Incluso: “al observar las evidencias entregadas por Inassa como soporte de la ejecución del contrato, negaron que se tratara de proyectos realizados por Inassa y advirtieron que estos fueron gestados, desarrollados, construidos y ejecutados por cada una de las áreas por ellos lideradas, con personal de la Triple A y no de Inassa”, señaló la Procuraduría.

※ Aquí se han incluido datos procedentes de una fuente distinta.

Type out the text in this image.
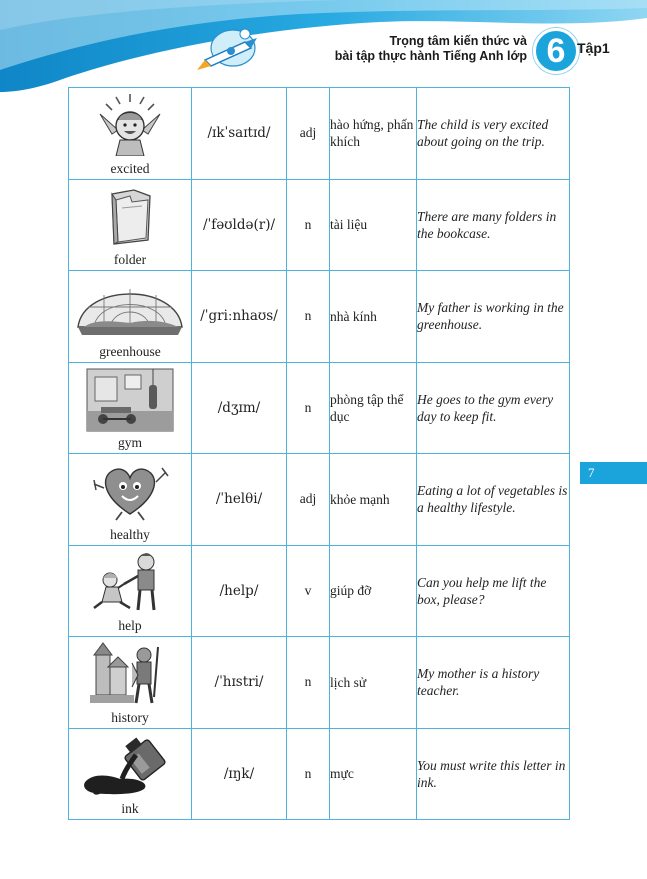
Trọng tâm kiến thức và
bài tập thực hành Tiếng Anh lớp 6 Tập1
7
excited	/ɪkˈsaɪtɪd/	adj	hào hứng, phấn khích	The child is very excited about going on the trip.

folder	/ˈfəʊldə(r)/	n	tài liệu	There are many folders in the bookcase.

greenhouse	/ˈgriːnhaʊs/	n	nhà kính	My father is working in the greenhouse.

gym	/dʒɪm/	n	phòng tập thể dục	He goes to the gym every day to keep fit.

healthy	/ˈhelθi/	adj	khỏe mạnh	Eating a lot of vegetables is a healthy lifestyle.

help	/help/	v	giúp đỡ	Can you help me lift the box, please?

history	/ˈhɪstri/	n	lịch sử	My mother is a history teacher.

ink	/ɪŋk/	n	mực	You must write this letter in ink.
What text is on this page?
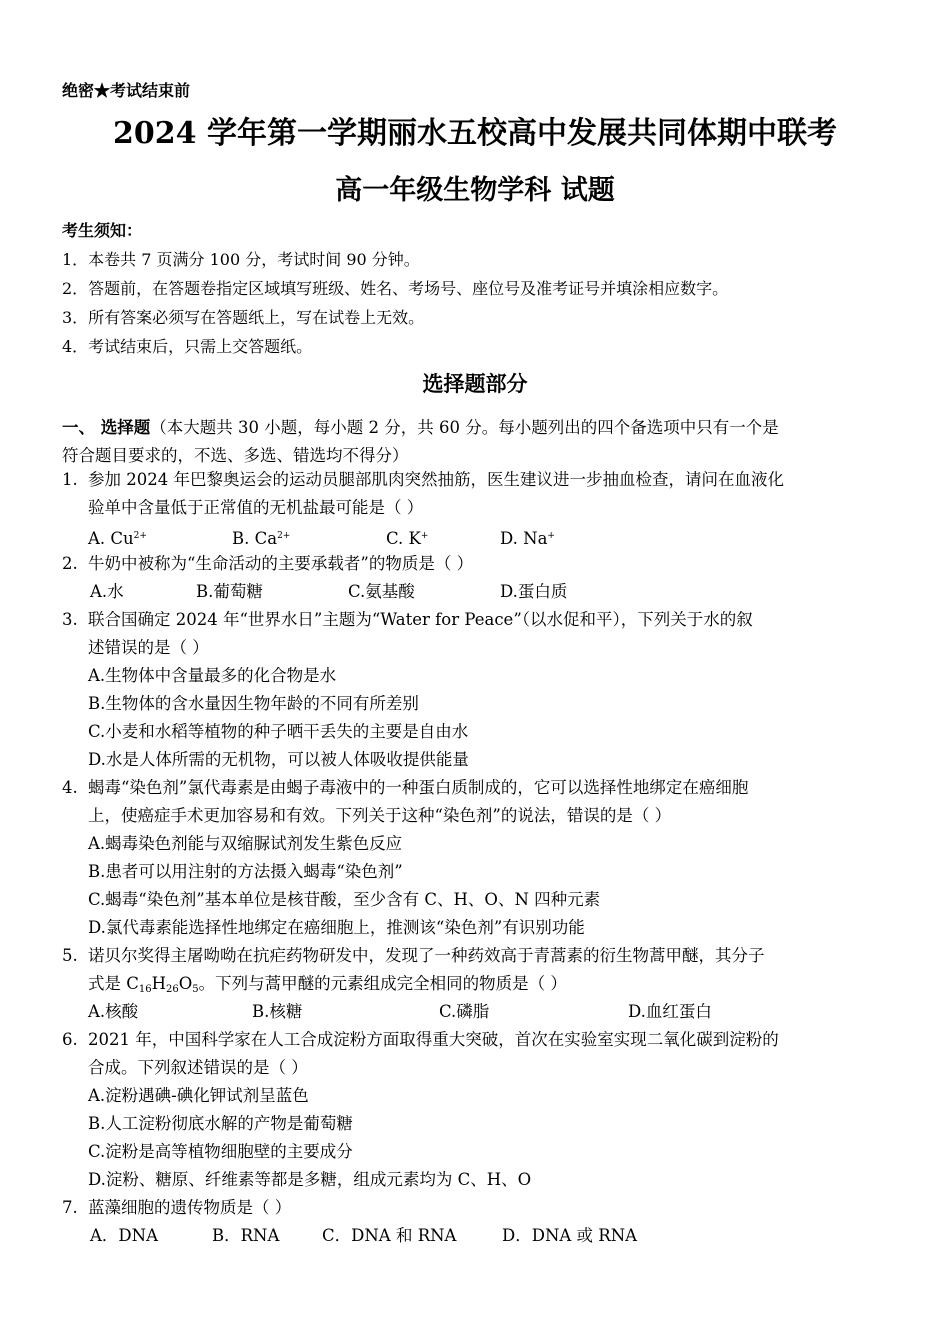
绝密★考试结束前
2024 学年第一学期丽水五校高中发展共同体期中联考
高一年级生物学科 试题
考生须知：
1．本卷共 7 页满分 100 分，考试时间 90 分钟。
2．答题前，在答题卷指定区域填写班级、姓名、考场号、座位号及准考证号并填涂相应数字。
3．所有答案必须写在答题纸上，写在试卷上无效。
4．考试结束后，只需上交答题纸。
选择题部分
一、 选择题（本大题共 30 小题，每小题 2 分，共 60 分。每小题列出的四个备选项中只有一个是
符合题目要求的，不选、多选、错选均不得分）
1. 参加 2024 年巴黎奥运会的运动员腿部肌肉突然抽筋，医生建议进一步抽血检查，请问在血液化
验单中含量低于正常值的无机盐最可能是（ ）
A. $Cu^{2+}$	B. $Ca^{2+}$	C. K+	D. Na+
2. 牛奶中被称为“生命活动的主要承载者”的物质是（ ）
A.水	B.葡萄糖	C.氨基酸	D.蛋白质
3. 联合国确定 2024 年“世界水日”主题为“Water for Peace”（以水促和平），下列关于水的叙
述错误的是（ ）
A.生物体中含量最多的化合物是水
B.生物体的含水量因生物年龄的不同有所差别
C.小麦和水稻等植物的种子晒干丢失的主要是自由水
D.水是人体所需的无机物，可以被人体吸收提供能量
4. 蝎毒“染色剂”氯代毒素是由蝎子毒液中的一种蛋白质制成的，它可以选择性地绑定在癌细胞
上，使癌症手术更加容易和有效。下列关于这种“染色剂”的说法，错误的是（ ）
A.蝎毒染色剂能与双缩脲试剂发生紫色反应
B.患者可以用注射的方法摄入蝎毒“染色剂”
C.蝎毒“染色剂”基本单位是核苷酸，至少含有 C、H、O、N 四种元素
D.氯代毒素能选择性地绑定在癌细胞上，推测该“染色剂”有识别功能
5. 诺贝尔奖得主屠呦呦在抗疟药物研发中，发现了一种药效高于青蒿素的衍生物蒿甲醚，其分子
式是 $C_{16}H_{26}O_5$。下列与蒿甲醚的元素组成完全相同的物质是（ ）
A.核酸	B.核糖	C.磷脂	D.血红蛋白
6. 2021 年，中国科学家在人工合成淀粉方面取得重大突破，首次在实验室实现二氧化碳到淀粉的
合成。下列叙述错误的是（ ）
A.淀粉遇碘-碘化钾试剂呈蓝色
B.人工淀粉彻底水解的产物是葡萄糖
C.淀粉是高等植物细胞壁的主要成分
D.淀粉、糖原、纤维素等都是多糖，组成元素均为 C、H、O
7. 蓝藻细胞的遗传物质是（ ）
A．DNA	B．RNA	C．DNA 和 RNA	D．DNA 或 RNA
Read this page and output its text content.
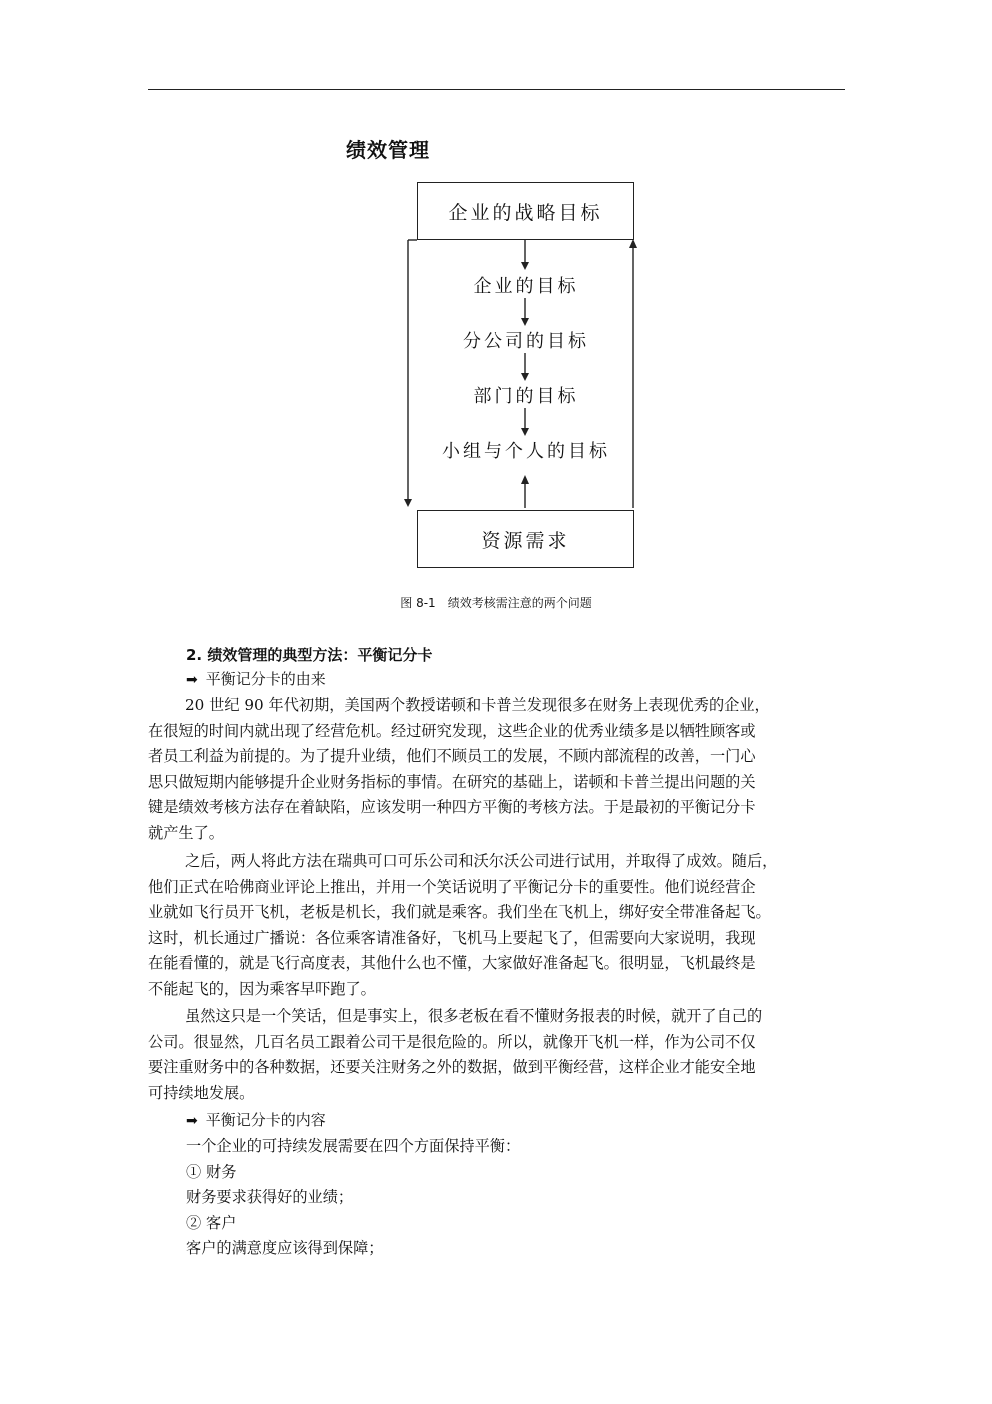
绩效管理
企业的战略目标
企业的目标
分公司的目标
部门的目标
小组与个人的目标
资源需求
图 8-1　绩效考核需注意的两个问题
2. 绩效管理的典型方法：平衡记分卡
➡ 平衡记分卡的由来
20 世纪 90 年代初期，美国两个教授诺顿和卡普兰发现很多在财务上表现优秀的企业，
在很短的时间内就出现了经营危机。经过研究发现，这些企业的优秀业绩多是以牺牲顾客或
者员工利益为前提的。为了提升业绩，他们不顾员工的发展，不顾内部流程的改善，一门心
思只做短期内能够提升企业财务指标的事情。在研究的基础上，诺顿和卡普兰提出问题的关
键是绩效考核方法存在着缺陷，应该发明一种四方平衡的考核方法。于是最初的平衡记分卡
就产生了。
之后，两人将此方法在瑞典可口可乐公司和沃尔沃公司进行试用，并取得了成效。随后，
他们正式在哈佛商业评论上推出，并用一个笑话说明了平衡记分卡的重要性。他们说经营企
业就如飞行员开飞机，老板是机长，我们就是乘客。我们坐在飞机上，绑好安全带准备起飞。
这时，机长通过广播说：各位乘客请准备好，飞机马上要起飞了，但需要向大家说明，我现
在能看懂的，就是飞行高度表，其他什么也不懂，大家做好准备起飞。很明显，飞机最终是
不能起飞的，因为乘客早吓跑了。
虽然这只是一个笑话，但是事实上，很多老板在看不懂财务报表的时候，就开了自己的
公司。很显然，几百名员工跟着公司干是很危险的。所以，就像开飞机一样，作为公司不仅
要注重财务中的各种数据，还要关注财务之外的数据，做到平衡经营，这样企业才能安全地
可持续地发展。
➡ 平衡记分卡的内容
一个企业的可持续发展需要在四个方面保持平衡：
① 财务
财务要求获得好的业绩；
② 客户
客户的满意度应该得到保障；
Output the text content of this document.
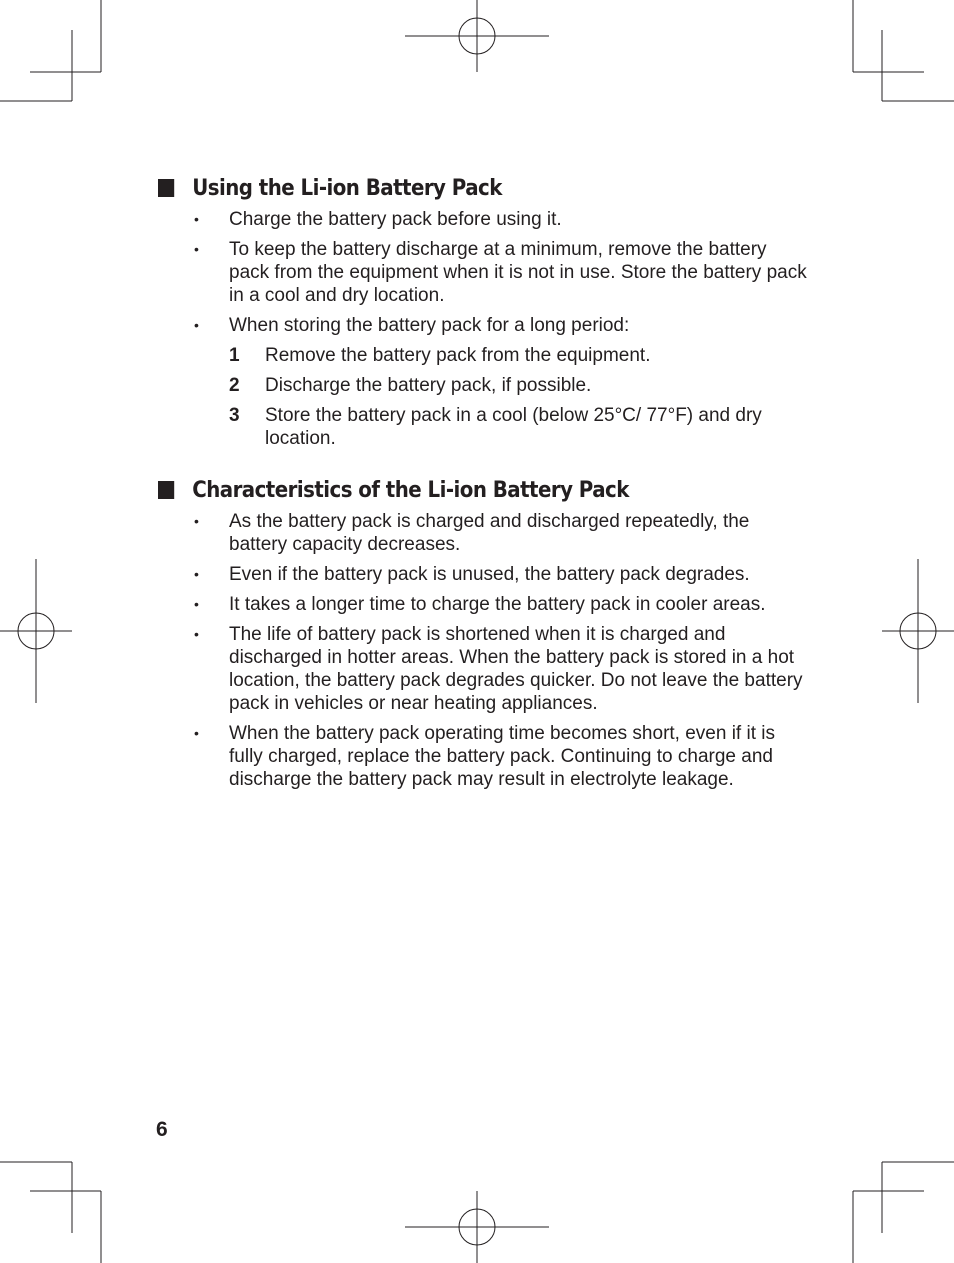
Using the Li-ion Battery Pack
• Charge the battery pack before using it.
• To keep the battery discharge at a minimum, remove the battery pack from the equipment when it is not in use. Store the battery pack in a cool and dry location.
• When storing the battery pack for a long period:
1 Remove the battery pack from the equipment.
2 Discharge the battery pack, if possible.
3 Store the battery pack in a cool (below 25°C/ 77°F) and dry location.
Characteristics of the Li-ion Battery Pack
• As the battery pack is charged and discharged repeatedly, the battery capacity decreases.
• Even if the battery pack is unused, the battery pack degrades.
• It takes a longer time to charge the battery pack in cooler areas.
• The life of battery pack is shortened when it is charged and discharged in hotter areas. When the battery pack is stored in a hot location, the battery pack degrades quicker. Do not leave the battery pack in vehicles or near heating appliances.
• When the battery pack operating time becomes short, even if it is fully charged, replace the battery pack. Continuing to charge and discharge the battery pack may result in electrolyte leakage.
6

Es decir que, “ninguno de los proyectos que entregó el gerente de Inassa como sustento de la asistencia técnica prestada pueden ser atribuidos a dicha empresa en tanto fueron realmente gestados y realizados por la Triple A; que las actividades descritas en los contratos celebrados por Inassa para recibir la asistencia técnica que se supone debía a su vez prestarle a la Triple A, no se evidencian ejecutadas por Inassa y finalmente, que en relación con los servicios que se advierten prestados por Inassa en Triple, existen otros contratos diferentes que sustentan su ejecución”.

Por ende, la Sala Disciplinaria reprochó los argumentos que Navarro y Serano dieron para pedir su apelación y confirmaron el fallo condenatorio. El cálculo del Ministerio Público es que al año se estaba desembolsando unos $19.600 millones, y que la cifra total, que se tasó teniendo en cuenta la vigencia del contrato, superó los $237.000 millones. Es decir, cerca de US$80 millones de dólares. “La falta imputada a los representantes legales de la Triple A consiste en apropiarse, directa o indirectamente, en provecho propio o de un tercero, de recursos públicos, o permitir que otro lo haga; o utilizarlos indebidamente”, señaló la Procuraduría.